Salgın hastalıklar gelecekte hayatımızda sıklıkla var olacak gibi duruyor. COVID-19 pandemisi ile başlayan bu yeni döneme hazırlıksız yakalanan insanoğlu başlangıçta ciddi kayıplar verdi. COVID-19 salgınında dünyada bugüne kadar 6,3 milyondan fazla insan hayatını kaybetti. Hâlen 532 milyon insan COVID-19’un semptomlarıyla mücadele etmeye devam ediyor.

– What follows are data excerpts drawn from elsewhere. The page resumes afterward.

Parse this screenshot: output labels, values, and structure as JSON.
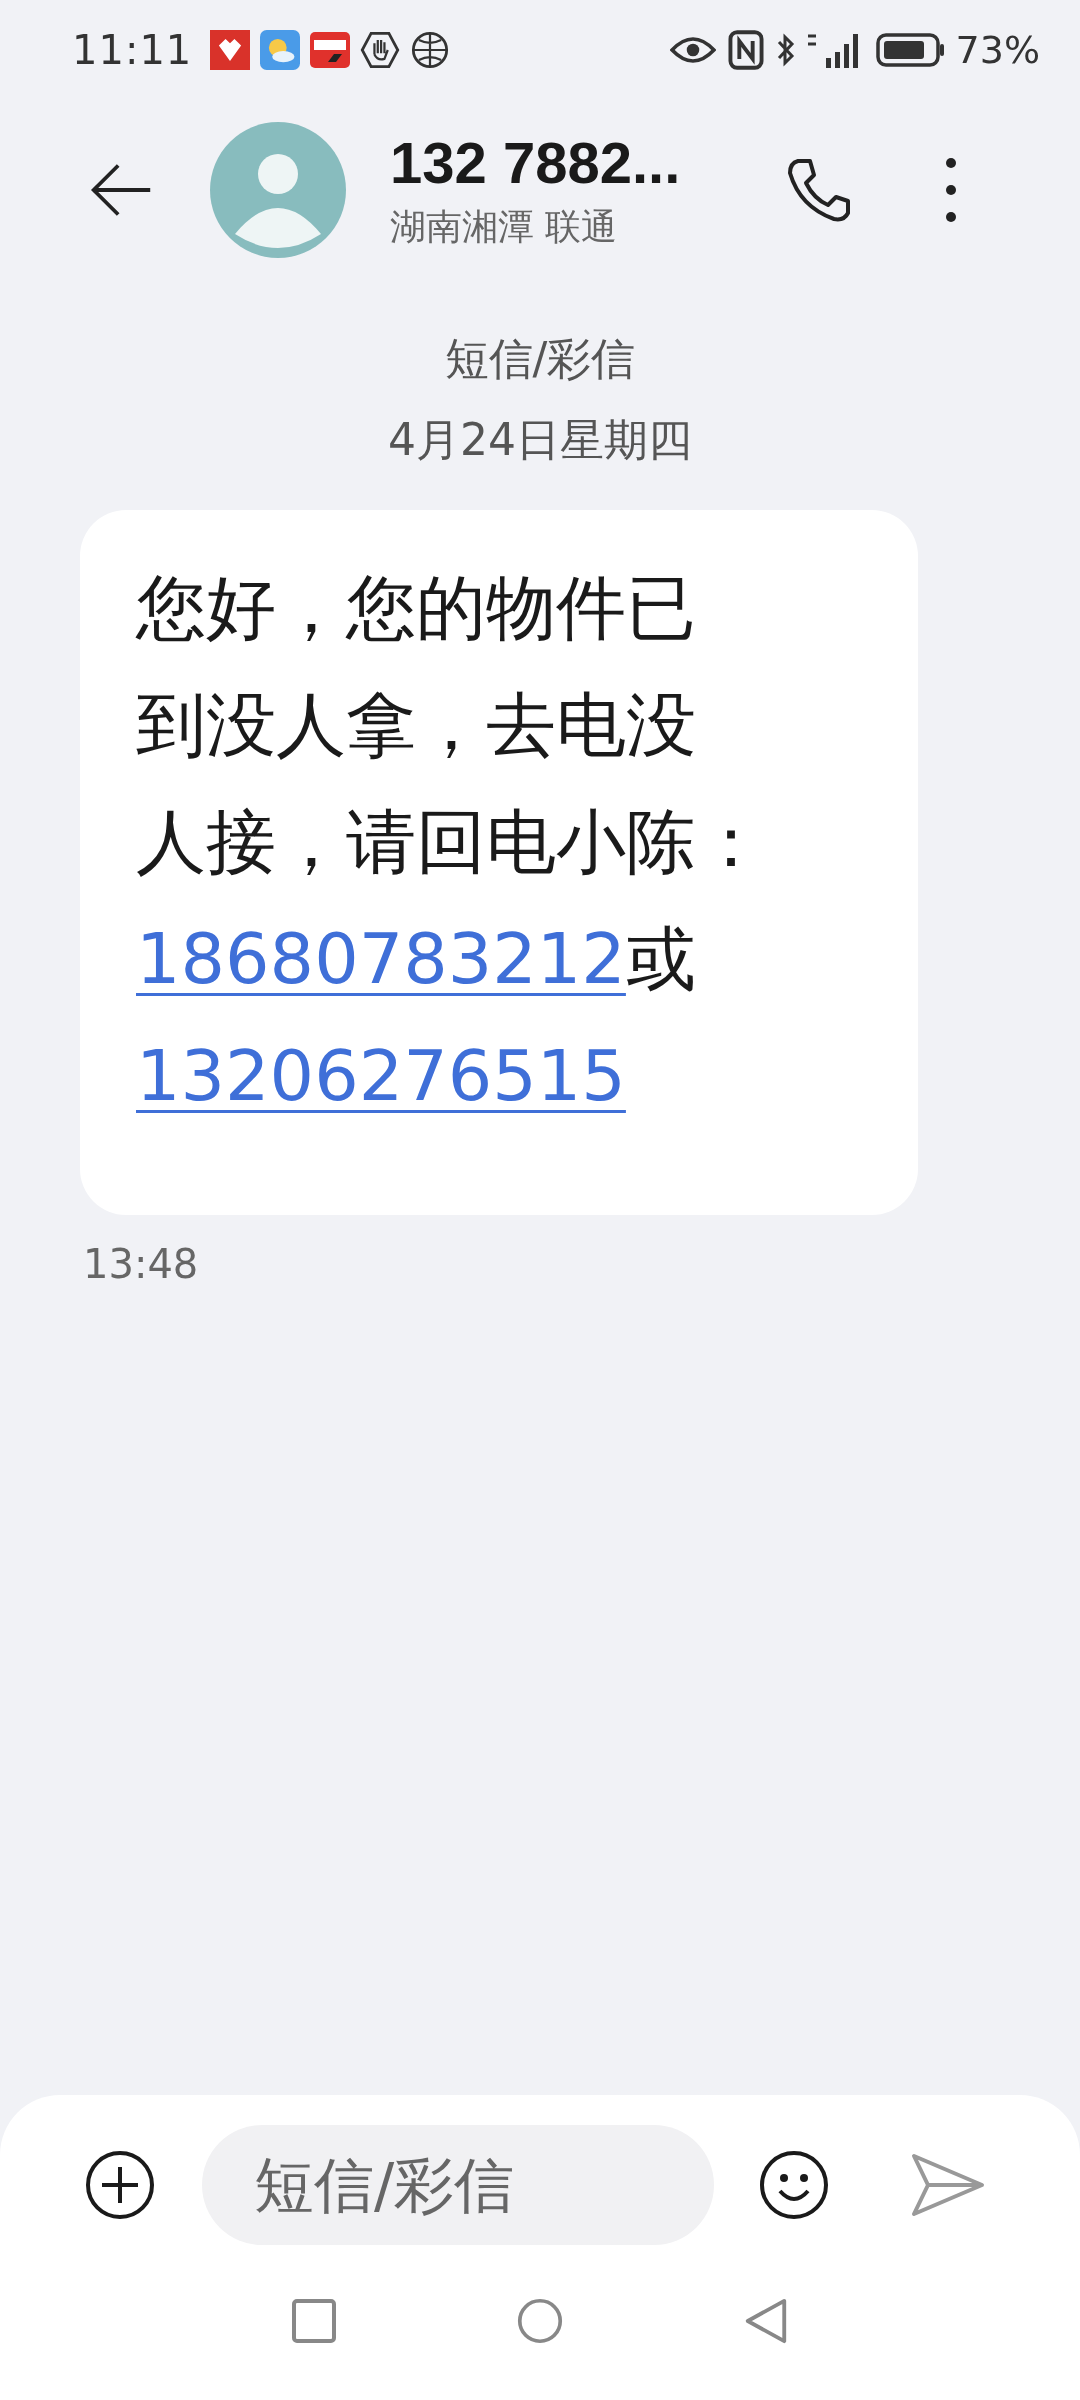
{
  "status_bar": {
    "time": "11:11",
    "battery": "73%"
  },
  "header": {
    "title": "132 7882...",
    "subtitle": "湖南湘潭 联通"
  },
  "conversation": {
    "label": "短信/彩信",
    "date": "4月24日星期四"
  },
  "message": {
    "lines": [
      [
        {
          "kind": "text",
          "text": "您好，您的物件已"
        }
      ],
      [
        {
          "kind": "text",
          "text": "到没人拿，去电没"
        }
      ],
      [
        {
          "kind": "text",
          "text": "人接，请回电小陈："
        }
      ],
      [
        {
          "kind": "link",
          "text": "18680783212"
        },
        {
          "kind": "text",
          "text": "或"
        }
      ],
      [
        {
          "kind": "link",
          "text": "13206276515"
        }
      ]
    ],
    "time": "13:48"
  },
  "composer": {
    "placeholder": "短信/彩信"
  }
}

Teknolojinin hayatımıza kattığı hızın her alanda olduğu gibi sağlık araştırmalarında da getirdiği faydalar, yeni salgın hastalıklara karşı daha düzenli ve sistemli bir savunma hattı oluşturulmasını sağlayabiliyor. Yapay zekâ çok hızlı analizlerle salgın olasılığı olan bölgeleri tespit ederken, virüs ve bakteri araştırmalarında çokuluslu çalışmalar büyük veri uygulamalarıyla toplanarak karşılaştırılabiliyor. Akıllı şehirler insanları güvenli bölgelere yönlendirirken karantina gereken bölgelerin sınırlarının doğru bir şekilde belirlenmesi sağlanıyor. Teknoloji doğru yerde ve doğru zamanda kullanılırsa yeni salgınlar büyümeden durdurulabilir. Yapay zekâ ve büyük veri ile desteklenen araştırmacılar virüsleri ve bakterileri hızla analiz edebilir ve aşı yöntemleri geliştirebilir. Geliştirilen yeni tedavi yöntemlerinin sonuçları küresel ölçekte bütün araştırmacılara ulaştırılarak hastalar üzerinde ortaya çıkabilen farklı sonuçlar veya yan etkiler benzeri görülmemiş bir hızla belirlenerek paylaşılabilir. Çağımızın en önemli teknolojilerinden biri olan yapay zekâ ve bu teknolojiyi destekleyen büyük veri insanlığın salgın hastalıklarla savaşında en önemli silahlardan biri hâline gelerek değerini daha da artırabilir.